Dans la situation actuelle, les croyants sont-ils organisés en Eglise pour faire que l’Evangile soit une bonne nouvelle pour les pauvres ? Quelle organisation alternative de nos communautés et de l’institution dans son ensemble donnerait enfin aux pauvres la place que Dieu leur donne depuis toujours ? Précisons qu’il s’agit bien ici de pauvreté matérielle (nous n’ignorons pas qu’il est d’autres détresses) mais la pauvreté évangélique ne peut être ramenée à une simple spiritualité ou à une attitude de démission mystique devant les affaires humaines. Nous sommes convaincus qu’un fonctionnement démocratique des structures institutionnelles de l’Eglise devrait permettre à tous, et prioritairement aux plus démunis, ceux qui croient n’avoir rien à apporter ou à dire, de participer activement à la construction du Royaume de Justice. Ceci implique des structures qui permettent à tous de participer activement à la gestion et aux orientations de leurs communautés. Les pauvres trouvent-ils dans les communautés chrétiennes des espaces de collaboration où leur expérience est prise au sérieux, où ils sont en mesure de faire valoir leur regard sur les réalités, de faire entendre leurs questions et leurs réflexions souvent très différentes des idées bien intentionnées de ceux qui ne sont pas passés par où ils sont passés ? Quand il s’agit de comprendre comment aider à sortir de la pauvreté, les pauvres ont une compétence dont il faut tenir compte. On ne peut bâtir la justice sans leur donner la parole et les écouter.

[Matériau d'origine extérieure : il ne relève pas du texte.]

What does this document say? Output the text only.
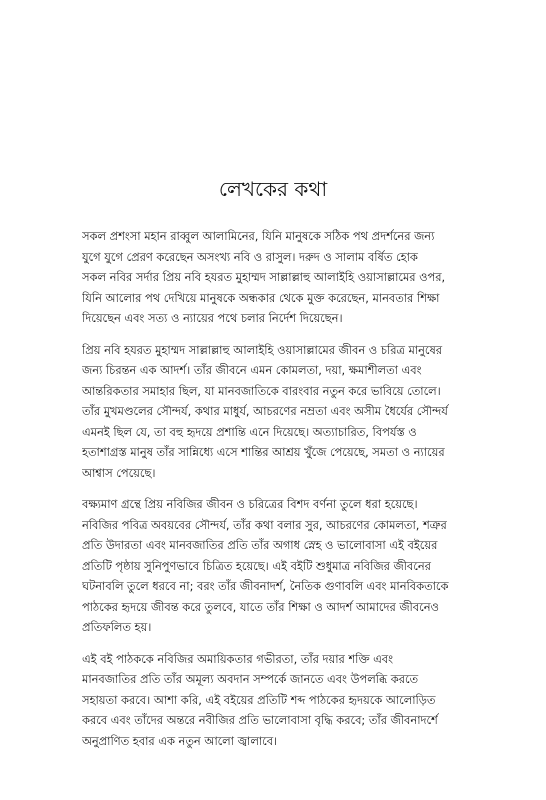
লেখকের কথা
সকল প্রশংসা মহান রাব্বুল আলামিনের, যিনি মানুষকে সঠিক পথ প্রদর্শনের জন্য
যুগে যুগে প্রেরণ করেছেন অসংখ্য নবি ও রাসুল। দরুদ ও সালাম বর্ষিত হোক
সকল নবির সর্দার প্রিয় নবি হযরত মুহাম্মদ সাল্লাল্লাহু আলাইহি ওয়াসাল্লামের ওপর,
যিনি আলোর পথ দেখিয়ে মানুষকে অন্ধকার থেকে মুক্ত করেছেন, মানবতার শিক্ষা
দিয়েছেন এবং সত্য ও ন্যায়ের পথে চলার নির্দেশ দিয়েছেন।
প্রিয় নবি হযরত মুহাম্মদ সাল্লাল্লাহু আলাইহি ওয়াসাল্লামের জীবন ও চরিত্র মানুষের
জন্য চিরন্তন এক আদর্শ। তাঁর জীবনে এমন কোমলতা, দয়া, ক্ষমাশীলতা এবং
আন্তরিকতার সমাহার ছিল, যা মানবজাতিকে বারংবার নতুন করে ভাবিয়ে তোলে।
তাঁর মুখমণ্ডলের সৌন্দর্য, কথার মাধুর্য, আচরণের নম্রতা এবং অসীম ধৈর্যের সৌন্দর্য
এমনই ছিল যে, তা বহু হৃদয়ে প্রশান্তি এনে দিয়েছে। অত্যাচারিত, বিপর্যস্ত ও
হতাশাগ্রস্ত মানুষ তাঁর সান্নিধ্যে এসে শান্তির আশ্রয় খুঁজে পেয়েছে, সমতা ও ন্যায়ের
আশ্বাস পেয়েছে।
বক্ষ্যমাণ গ্রন্থে প্রিয় নবিজির জীবন ও চরিত্রের বিশদ বর্ণনা তুলে ধরা হয়েছে।
নবিজির পবিত্র অবয়বের সৌন্দর্য, তাঁর কথা বলার সুর, আচরণের কোমলতা, শত্রুর
প্রতি উদারতা এবং মানবজাতির প্রতি তাঁর অগাধ স্নেহ ও ভালোবাসা এই বইয়ের
প্রতিটি পৃষ্ঠায় সুনিপুণভাবে চিত্রিত হয়েছে। এই বইটি শুধুমাত্র নবিজির জীবনের
ঘটনাবলি তুলে ধরবে না; বরং তাঁর জীবনাদর্শ, নৈতিক গুণাবলি এবং মানবিকতাকে
পাঠকের হৃদয়ে জীবন্ত করে তুলবে, যাতে তাঁর শিক্ষা ও আদর্শ আমাদের জীবনেও
প্রতিফলিত হয়।
এই বই পাঠককে নবিজির অমায়িকতার গভীরতা, তাঁর দয়ার শক্তি এবং
মানবজাতির প্রতি তাঁর অমূল্য অবদান সম্পর্কে জানতে এবং উপলব্ধি করতে
সহায়তা করবে। আশা করি, এই বইয়ের প্রতিটি শব্দ পাঠকের হৃদয়কে আলোড়িত
করবে এবং তাঁদের অন্তরে নবীজির প্রতি ভালোবাসা বৃদ্ধি করবে; তাঁর জীবনাদর্শে
অনুপ্রাণিত হবার এক নতুন আলো জ্বালাবে।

Que ceux qui croient n’avoir rien à dire, rien à donner, tout à recevoir, trouvent dans nos communautés des gens qui croient en eux, qui ont la patience des guidances et accompagnements pour les aider à devenir créatifs et actifs, bien qu’ils soient privés de beaucoup de choses qui font le sel de la vie des autres. Dans un monde où la dualisation va croissant, un des grands enjeux pour l’Eglise est de retisser des liens humanisants, de refuser que la pauvreté soit une fatalité inéluctable et de s’engager comme une force sociale dynamisante au nom de l’Evangile.

- Quel « cheminement catéchétique » est susceptible d’engendrer des croyants qui acceptent de repenser Dieu à partir de ce que les pauvres nous disent de Lui ?

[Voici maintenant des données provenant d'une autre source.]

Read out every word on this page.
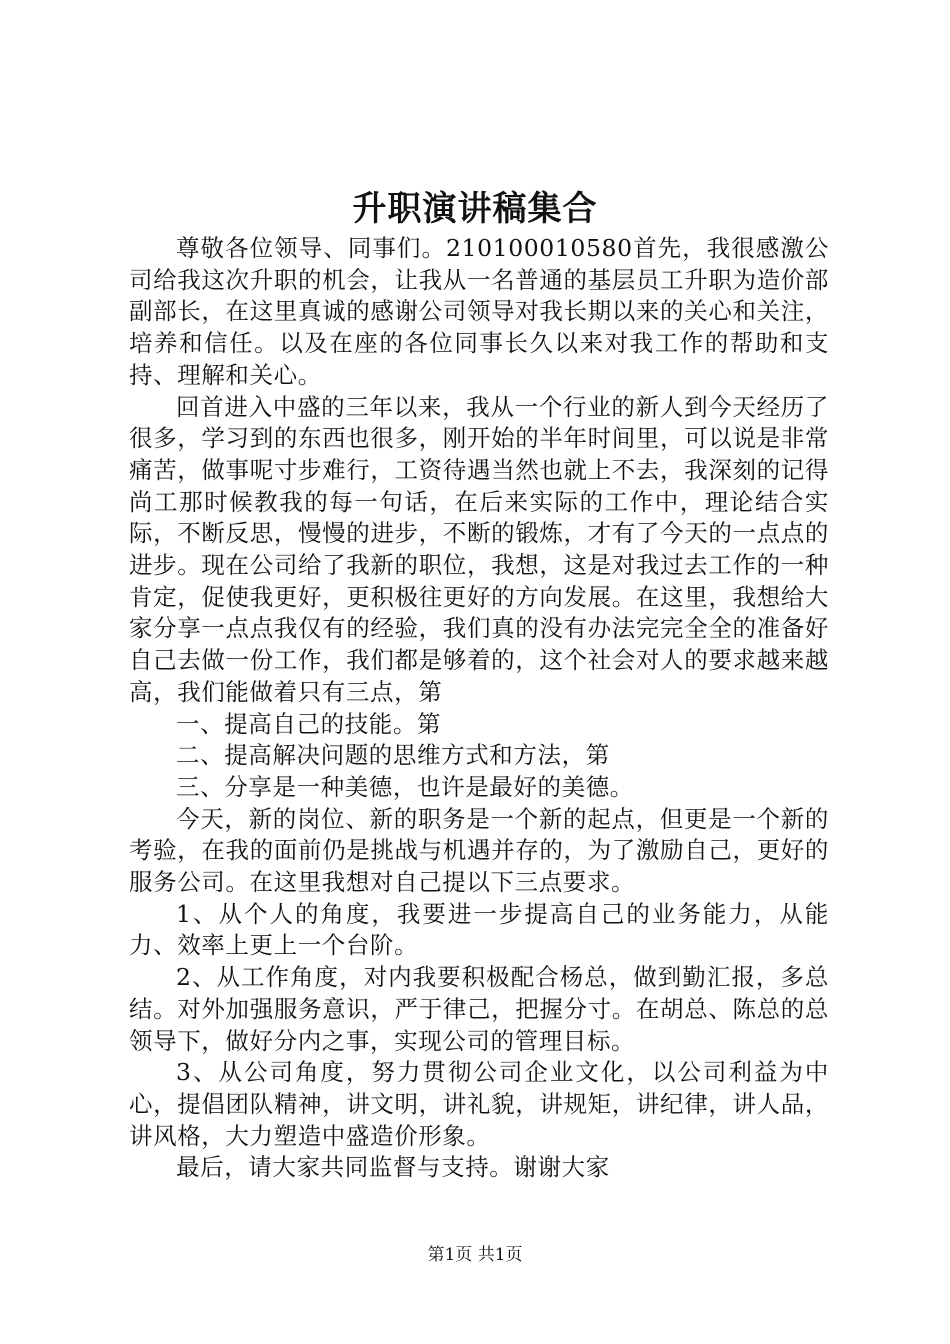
升职演讲稿集合

尊敬各位领导、同事们。210100010580首先，我很感激公司给我这次升职的机会，让我从一名普通的基层员工升职为造价部副部长，在这里真诚的感谢公司领导对我长期以来的关心和关注，培养和信任。以及在座的各位同事长久以来对我工作的帮助和支持、理解和关心。

回首进入中盛的三年以来，我从一个行业的新人到今天经历了很多，学习到的东西也很多，刚开始的半年时间里，可以说是非常痛苦，做事呢寸步难行，工资待遇当然也就上不去，我深刻的记得尚工那时候教我的每一句话，在后来实际的工作中，理论结合实际，不断反思，慢慢的进步，不断的锻炼，才有了今天的一点点的进步。现在公司给了我新的职位，我想，这是对我过去工作的一种肯定，促使我更好，更积极往更好的方向发展。在这里，我想给大家分享一点点我仅有的经验，我们真的没有办法完完全全的准备好自己去做一份工作，我们都是够着的，这个社会对人的要求越来越高，我们能做着只有三点，第

一、提高自己的技能。第

二、提高解决问题的思维方式和方法，第

三、分享是一种美德，也许是最好的美德。

今天，新的岗位、新的职务是一个新的起点，但更是一个新的考验，在我的面前仍是挑战与机遇并存的，为了激励自己，更好的服务公司。在这里我想对自己提以下三点要求。

1、从个人的角度，我要进一步提高自己的业务能力，从能力、效率上更上一个台阶。

2、从工作角度，对内我要积极配合杨总，做到勤汇报，多总结。对外加强服务意识，严于律己，把握分寸。在胡总、陈总的总领导下，做好分内之事，实现公司的管理目标。

3、从公司角度，努力贯彻公司企业文化，以公司利益为中心，提倡团队精神，讲文明，讲礼貌，讲规矩，讲纪律，讲人品，讲风格，大力塑造中盛造价形象。

最后，请大家共同监督与支持。谢谢大家

第1页 共1页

- Quelle « diaconie » mettre en place en vue d’une redistribution des avoirs (matériels, culturels, sociétaux,…) qui prendrait au sérieux les recommandations de Vatican II (Constitution « L’Eglise dans le monde de ce temps ») ?

- Quelle liturgie célèbrerait dignement la joie de Dieu d’être accueilli comme bonne nouvelle et don gratuit à ceux qui manquent de tout ?

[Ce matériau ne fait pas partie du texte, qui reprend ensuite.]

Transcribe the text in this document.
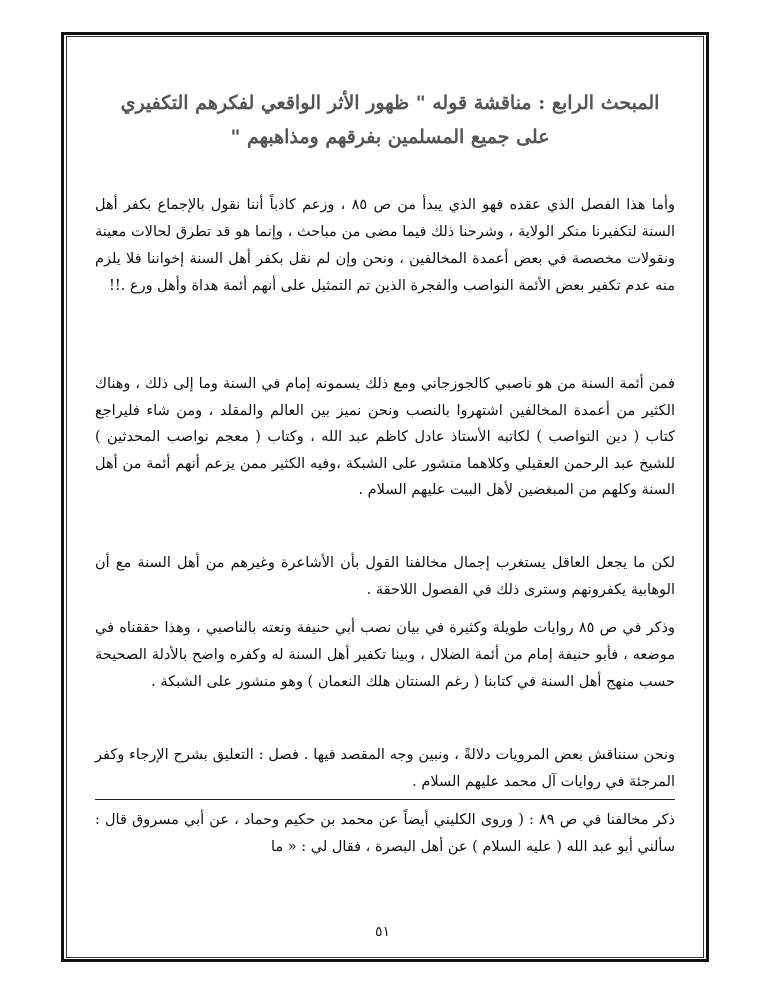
المبحث الرابع : مناقشة قوله " ظهور الأثر الواقعي لفكرهم التكفيري على جميع المسلمين بفرقهم ومذاهبهم "
وأما هذا الفصل الذي عقده فهو الذي يبدأ من ص ٨٥ ، وزعم كاذباً أننا نقول بالإجماع بكفر أهل السنة لتكفيرنا منكر الولاية ، وشرحنا ذلك فيما مضى من مباحث ، وإنما هو قد تطرق لحالات معينة ونقولات مخصصة في بعض أعمدة المخالفين ، ونحن وإن لم نقل بكفر أهل السنة إخواننا فلا يلزم منه عدم تكفير بعض الأئمة النواصب والفجرة الذين تم التمثيل على أنهم أئمة هداة وأهل ورع .!!
فمن أئمة السنة من هو ناصبي كالجوزجاني ومع ذلك يسمونه إمام في السنة وما إلى ذلك ، وهناك الكثير من أعمدة المخالفين اشتهروا بالنصب ونحن نميز بين العالم والمقلد ، ومن شاء فليراجع كتاب ( دين النواصب ) لكاتبه الأستاذ عادل كاظم عبد الله ، وكتاب ( معجم نواصب المحدثين ) للشيخ عبد الرحمن العقيلي وكلاهما منشور على الشبكة ،وفيه الكثير ممن يزعم أنهم أئمة من أهل السنة وكلهم من المبغضين لأهل البيت عليهم السلام .
لكن ما يجعل العاقل يستغرب إجمال مخالفنا القول بأن الأشاعرة وغيرهم من أهل السنة مع أن الوهابية يكفرونهم وسترى ذلك في الفصول اللاحقة .
وذكر في ص ٨٥ روايات طويلة وكثيرة في بيان نصب أبي حنيفة ونعته بالناصبي ، وهذا حققناه في موضعه ، فأبو حنيفة إمام من أئمة الضلال ، وبينا تكفير أهل السنة له وكفره واضح بالأدلة الصحيحة حسب منهج أهل السنة في كتابنا ( رغم السنتان هلك النعمان ) وهو منشور على الشبكة .
ونحن سنناقش بعض المرويات دلالةً ، ونبين وجه المقصد فيها . فصل : التعليق بشرح الإرجاء وكفر المرجئة في روايات آل محمد عليهم السلام .
ذكر مخالفنا في ص ٨٩ : ( وروى الكليني أيضاً عن محمد بن حكيم وحماد ، عن أبي مسروق قال : سألني أبو عبد الله ( عليه السلام ) عن أهل البصرة ، فقال لي : « ما
٥١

- Quelle manière d’exercer le pouvoir traduirait fidèlement le service réciproque commandé par Jésus : « Vous devez vous aussi vous laver les pieds les uns aux autres » (Jn 13, 14) ?

- Quelle conversion faut-il pour que la hiérarchie de l’Eglise cesse de voir les pauvres comme menace quand ils osent parler de libération et dénoncer l’injustice structurelle qui les écrase ? Helder Camara disait : « Quand je donne à manger aux pauvres, on dit que je suis un saint, mais quand je demande pourquoi ils sont pauvres, on m’accuse d’être communiste ».

- Quand, dans nos célébrations festives, les marginaux, les exclus, les SDF, les sans-papiers se sentiront-ils chez eux, à égalité avec tous, comme un peuple de frères autour d’un Père qui veut leur bonheur ?

Ces questions dessinent un horizon d’espérance sur lequel se profilent des microréalisations qui sont autant de jalons vers le Royaume, déjà là mais toujours à construire. Notre tâche consiste à en lire les signes autour de nous et partout dans le monde. Nous serions heureux de recevoir de la part de nos lecteurs des témoignages en réponses à nos questions et nous les en remercions d’avance.